The DOC NYC Festival is in full swing, with both in-person screenings in New York and a full complement of virtual screenings. It’s a long festival, running from November 10-18; here are some highlights of what we’ve seen so far:
Dean Martin: King of Cool
Directed by Tom Donahue, this documentary is a fairly straight telling of the life of one of American showbiz’s most consequential figures. Covering the various important phases of Dino’s career, from Martin and Lewis to the Rat Pack to his TV show to his movie star run to his crooning, King of Cool concentrates both on the work and Martin’s colorful personal life and many marriages.
The film collects an impressive list of big names, from Carol Burnett to Bob Newhart, although perhaps Jon Hamm is the best choice of all to explain Martin’s unique appeal. No reinventing of the documentary form is happening here, but anyone interested in the slightest of any of those phases of Martin’s life will be interested.
TCM is listed as the distributor, so I guess we’ll be seeing it on there eventually.
The Gig is Up
Most people take advantage of the gig economy for a quick ride or food delivery, although many of us also know there’s something kind of exploitative and icky about it.
The Gig is Up, directed by Shannon Walsh, is about that subject, and it takes a refreshing approach to the subject matter. It’s never particularly smug or hectoring about it, but rather tells some compelling stories about people on that particular treadmill, in which every moment you’re not working, you feel guilty that you’re not.
The most compelling subject of the doc, by far, is a man who looks from his first impression like every stereotype of a hick with missing teeth, but turns out to be a smart and hardworking guy who gets paid to fix out lots and lots of online surveys- only to turn over a chunk of his pay so his mother can feed her addiction to lottery tickets.
The film has distribution via Gravitas Ventures, but no release date yet.
This film, directed by Jessica Kingdon, has been collecting festival awards and is positioned for Oscar consideration, but I don’t really see what all the fuss is about. I get the idea of what it was going for, but I still found it kind of boring.
Ascension goes around China and provides a factory-floor view of that country’s economy, and how, well, pretty much all of the products we all use are made, before eventually pivoting to some of the people higher up on China’s food chain. It shows that, among other things, this allegedly communist country has as much class stratification as in any capitalist society. One of the pitfalls, I guess, of China deciding to embrace all the worst parts of capitalism while also hanging on to all the worst parts of communism.
We do see, however, something we never have before in a documentary: A look inside a sex doll factory.
Ascension, a product of MTV Films, is currently streaming on Paramount+.

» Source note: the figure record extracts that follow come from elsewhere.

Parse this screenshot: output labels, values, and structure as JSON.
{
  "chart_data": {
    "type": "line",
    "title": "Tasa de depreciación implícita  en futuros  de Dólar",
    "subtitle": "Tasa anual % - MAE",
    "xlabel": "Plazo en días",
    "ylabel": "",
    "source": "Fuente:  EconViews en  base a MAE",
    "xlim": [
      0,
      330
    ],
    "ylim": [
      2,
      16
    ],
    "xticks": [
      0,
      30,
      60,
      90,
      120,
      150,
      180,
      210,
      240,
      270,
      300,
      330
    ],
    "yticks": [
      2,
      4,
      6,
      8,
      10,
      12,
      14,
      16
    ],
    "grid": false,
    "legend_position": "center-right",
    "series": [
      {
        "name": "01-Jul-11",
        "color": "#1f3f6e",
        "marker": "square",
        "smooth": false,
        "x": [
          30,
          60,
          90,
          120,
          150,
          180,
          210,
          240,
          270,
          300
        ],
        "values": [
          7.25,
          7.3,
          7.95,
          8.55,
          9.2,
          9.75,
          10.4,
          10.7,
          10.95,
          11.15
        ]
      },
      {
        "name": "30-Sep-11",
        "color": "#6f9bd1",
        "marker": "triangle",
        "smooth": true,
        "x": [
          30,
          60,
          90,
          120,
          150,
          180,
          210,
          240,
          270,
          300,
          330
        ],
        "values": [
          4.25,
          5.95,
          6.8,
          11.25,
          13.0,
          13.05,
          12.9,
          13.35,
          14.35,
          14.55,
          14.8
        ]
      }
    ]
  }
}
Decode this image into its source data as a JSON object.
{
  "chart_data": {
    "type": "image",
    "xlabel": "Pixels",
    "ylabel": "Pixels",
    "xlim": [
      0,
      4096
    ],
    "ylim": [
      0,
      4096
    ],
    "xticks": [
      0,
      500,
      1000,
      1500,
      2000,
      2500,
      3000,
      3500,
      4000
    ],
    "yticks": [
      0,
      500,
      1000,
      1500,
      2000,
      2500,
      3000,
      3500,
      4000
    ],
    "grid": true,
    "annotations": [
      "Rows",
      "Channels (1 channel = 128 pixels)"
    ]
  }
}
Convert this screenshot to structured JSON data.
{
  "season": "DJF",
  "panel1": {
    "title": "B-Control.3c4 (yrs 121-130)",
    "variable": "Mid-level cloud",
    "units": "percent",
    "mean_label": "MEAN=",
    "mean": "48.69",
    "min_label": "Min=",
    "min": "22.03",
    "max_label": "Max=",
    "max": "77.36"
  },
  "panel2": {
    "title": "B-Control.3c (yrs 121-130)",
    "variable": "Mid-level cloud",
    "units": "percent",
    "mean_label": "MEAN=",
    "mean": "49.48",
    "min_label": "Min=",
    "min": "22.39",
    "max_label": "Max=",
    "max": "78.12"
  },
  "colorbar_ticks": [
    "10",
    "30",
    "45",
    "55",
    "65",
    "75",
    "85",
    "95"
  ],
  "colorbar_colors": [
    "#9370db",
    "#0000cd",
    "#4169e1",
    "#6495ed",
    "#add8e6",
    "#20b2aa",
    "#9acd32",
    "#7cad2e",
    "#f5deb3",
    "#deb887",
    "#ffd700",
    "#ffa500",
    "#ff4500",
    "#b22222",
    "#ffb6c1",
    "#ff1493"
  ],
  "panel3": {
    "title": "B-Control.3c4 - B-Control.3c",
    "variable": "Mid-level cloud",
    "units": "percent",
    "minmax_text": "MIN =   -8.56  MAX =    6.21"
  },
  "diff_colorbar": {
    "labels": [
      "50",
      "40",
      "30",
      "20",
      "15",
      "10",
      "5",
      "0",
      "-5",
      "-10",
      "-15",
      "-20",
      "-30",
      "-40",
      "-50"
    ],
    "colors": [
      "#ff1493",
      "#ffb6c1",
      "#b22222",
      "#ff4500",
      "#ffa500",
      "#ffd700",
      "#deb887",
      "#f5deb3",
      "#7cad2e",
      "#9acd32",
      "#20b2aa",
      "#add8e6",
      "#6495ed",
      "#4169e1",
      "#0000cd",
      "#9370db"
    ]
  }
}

Punch 9 for Harold Washington
Directed by Joe Winston, this is a probing look at Chicago’s first Black mayor, Harold Washington, who was elected in the early 1980s and set off what was essentially a race war waged by his opponents. It’s one of the better recent documentaries about local politics.
A charismatic former Congressman who inspired many, including a young Chicagoan named Barack Obama, Washington fought something called the Council Wars, a fascinating bit of local political history in which a nearly all-white bloc of aldermen blocked most of what Washington wished to do. The mayor fought them off and won re-election before he died of a heart attack early in his second term.
It’s unclear what the film’s release plans are.
Fans of 20th century world cinema, and of dysfunctional families, will love this examination of the complicated family life of the Italian filmmaker Roberto Rossellini, directed by his grandson, Alessandro Rossellini.
A giant of Italian neorealist cinema, the elder Rossellini married many times, including to Ingrid Bergman, and was the father of several, including Isabella Rossellini. He spawned many, many grandchildren of all sorts of ethnicities and geographical locales — the mother of Alessandro, the director, is African-American — and the film features the many surviving relatives coming to terms with the past and with their often complex relationships with one another.
There’s no word about a release date.
Nude at Heart
The documentary Kevin Garnett: Anything is Possible, also at DOC NYC, included the commercial Garnett once starred in with then-teammate Stephon Marbury, in which they called for ESPN the Magazine, rather than a swimsuit issue, to go “all nude [but] tastefully done.”
That phrase also comes to mind with Nude at Heart, a documentary about the dying art of Odoriko dancing, which is performed in variety theaters in Japan. The film, directed by Yoichiro Okutani, offers some compelling stories about these women’s lives, although the way it’s shot is somewhat visually unimaginative.
There’s no word yet on a release date.